Hätte die Meldung samt kurzer Würdigung und Aufarbeitung des Lebenswerkes nicht genügt? Die Zeit liefert dafür ein gutes Beispiel. Darüber wird jetzt wie lange, wie oft täglich über wie viele Wochen in anderen Medien berichtet? Danke, darauf kann der Bildungsbürger, sofern es ihn noch gibt, geruhsam verzichten! Ich will nicht bis zum Leichenfleck, zur Verwesung wissen, wer oder was da die Welt verlassen hat, wenn es nicht gerade jemand vom Format eines Kennedy, Willy Brandt, Mandela, Assad, ist.

Ein Dickie ist allenfalls eine Kurzmeldung, einen kleinen Nachruf wert, es sei denn, er habe internationales Ansehen, weltweiten Ruf genossen oder ähnliches von Bedeutung geschafft, wie Obama, nämlich erster Präsident nicht politisch korrekter Hautfarbe in einem noch immer sehr fremdenfeindlichen Staat zu werden.

Und was gibt es noch, was wir Deutschen unbedingt erfahren müssen, was unabdingbar zur Bildung gehört? Sächsisch ist der unbeliebteste deutsche Dialekt. Das lasse ich jetzt unkommentiert. Aber gut zu wissen, was demnächst bei der Stellensuche im Vorstellungsgespräch unbedingt gewusst sein muss.

Himmel Herrgott! Sind wir wirklich so verblödet? Gibt es nichts was wichtiger ist?

Nein, scheinbar nicht, wie der Tagesspiegel beweist. Leserzahlen durch Hundekot, so könnte man beschreiben, was in Berlin Bildungsauftrag und Meinungsmache heißt: Saubere Sache nennt sich jene Initiative, die quasi einen eigenen Senator (Heilmann) mit dem Thema Bello-Dialog beschäftigt, die scheinbar der wichtigste Sponsor des Tagesspiegel ist, zumindest die wichtigste Lesergruppe, möchte man meinen.

Gut so, wer sich um Hundedreck kümmert, der denkt politisch nicht an andere Probleme, so vermutlich das Kalkül des Senats, und eine Zeitung befeuert das auch noch. Hat die Stadt nicht ein paar kleinere Probleme, die wichtiger sind? So eine Minimalverschuldung etwa und einen Flughafen, der zum Kinderspielplatz für Möchtegern-Planer geworden ist, an dem scheinbar Bank-Azubis lernen, wie man Geld versenkt mit Wowereit als Ausbilder?

Vielleicht meldet ja die Süddeutsche etwas, was ich als Twitter-Hashtag Nutzer doch übersehen habe? Pustekuchen, dort toben sich heute jene Foristen aus, die gestern die Internetforen von Spiegel und Welt unsicher machten.

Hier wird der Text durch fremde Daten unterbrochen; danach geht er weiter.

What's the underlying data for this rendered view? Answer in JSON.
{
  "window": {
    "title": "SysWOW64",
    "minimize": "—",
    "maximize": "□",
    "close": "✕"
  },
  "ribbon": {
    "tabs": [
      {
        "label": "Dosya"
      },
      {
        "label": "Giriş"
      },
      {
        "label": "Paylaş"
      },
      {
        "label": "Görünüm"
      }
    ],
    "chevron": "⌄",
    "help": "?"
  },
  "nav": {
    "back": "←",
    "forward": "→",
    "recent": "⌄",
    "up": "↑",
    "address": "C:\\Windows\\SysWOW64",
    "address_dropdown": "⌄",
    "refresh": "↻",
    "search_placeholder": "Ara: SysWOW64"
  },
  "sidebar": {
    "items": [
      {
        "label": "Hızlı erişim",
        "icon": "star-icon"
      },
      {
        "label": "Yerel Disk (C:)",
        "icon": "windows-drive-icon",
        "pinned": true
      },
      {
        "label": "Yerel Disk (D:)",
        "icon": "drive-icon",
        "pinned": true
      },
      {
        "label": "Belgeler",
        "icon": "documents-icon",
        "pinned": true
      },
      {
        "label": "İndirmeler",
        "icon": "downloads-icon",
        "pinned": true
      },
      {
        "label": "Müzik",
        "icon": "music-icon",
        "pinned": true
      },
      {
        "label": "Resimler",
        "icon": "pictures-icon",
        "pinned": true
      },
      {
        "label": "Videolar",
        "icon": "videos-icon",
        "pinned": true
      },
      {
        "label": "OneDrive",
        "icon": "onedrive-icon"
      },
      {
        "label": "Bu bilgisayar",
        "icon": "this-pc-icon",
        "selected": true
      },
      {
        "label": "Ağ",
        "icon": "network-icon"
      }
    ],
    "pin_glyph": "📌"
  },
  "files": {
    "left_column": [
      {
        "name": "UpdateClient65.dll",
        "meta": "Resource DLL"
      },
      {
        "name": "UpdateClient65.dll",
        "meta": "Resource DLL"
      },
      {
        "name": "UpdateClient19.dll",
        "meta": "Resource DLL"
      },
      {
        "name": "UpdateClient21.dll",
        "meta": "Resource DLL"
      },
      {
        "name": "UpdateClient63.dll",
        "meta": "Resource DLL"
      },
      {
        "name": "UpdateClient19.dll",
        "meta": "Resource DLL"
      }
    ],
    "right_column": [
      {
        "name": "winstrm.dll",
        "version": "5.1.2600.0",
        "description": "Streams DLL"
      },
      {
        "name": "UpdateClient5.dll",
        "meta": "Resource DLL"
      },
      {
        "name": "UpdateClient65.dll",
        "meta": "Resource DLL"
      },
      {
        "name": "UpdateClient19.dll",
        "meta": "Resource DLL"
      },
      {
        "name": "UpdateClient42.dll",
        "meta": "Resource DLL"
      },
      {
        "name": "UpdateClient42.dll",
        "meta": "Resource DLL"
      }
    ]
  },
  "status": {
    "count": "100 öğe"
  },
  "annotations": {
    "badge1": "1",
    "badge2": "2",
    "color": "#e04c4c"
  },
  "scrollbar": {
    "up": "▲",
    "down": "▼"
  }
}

Jene, die von der brandheißen Meldung, Steinbrück sei ein Offline-Fan nicht genug bekommen können, was Menschen, die sich im Netz bewegen längst wissen. Eine Suche in sozialen Netzwerken oder bei Twitter hätte zu diesem Wissen beigetragen, vor Monaten schon.

Wenigstens glaube ich jetzt zu wissen, woher die heutigen überraschend gestiegenen Umfragewerte des SPD Vizekanzler – Kandidaten Peer Steinbrück kommen! Er sammelt dort Punkte, wo eine auf Traumschiffen segelnde, während der Tagesschau ratzende, renitente netzverweigernde Bevölkerungsgruppe meint, wenn sie den Computer einschaltet, verwüstet Sekunden später eine arbeitslose oder 14 jährige tobende Facebook-Generation das Wohnzimmer. Dass aber mit dem  SPD-Peer ein Millionär als Vizekanzler-Kandidat antritt, der allenfalls gegen Höchstgehalt mit und vor Versammlungen spricht, darüber wird kaum berichtet. Allenfalls das Handelsblatt recherchiert in diesem Bereich. Nur, welcher Bürger liest das regelmäßig?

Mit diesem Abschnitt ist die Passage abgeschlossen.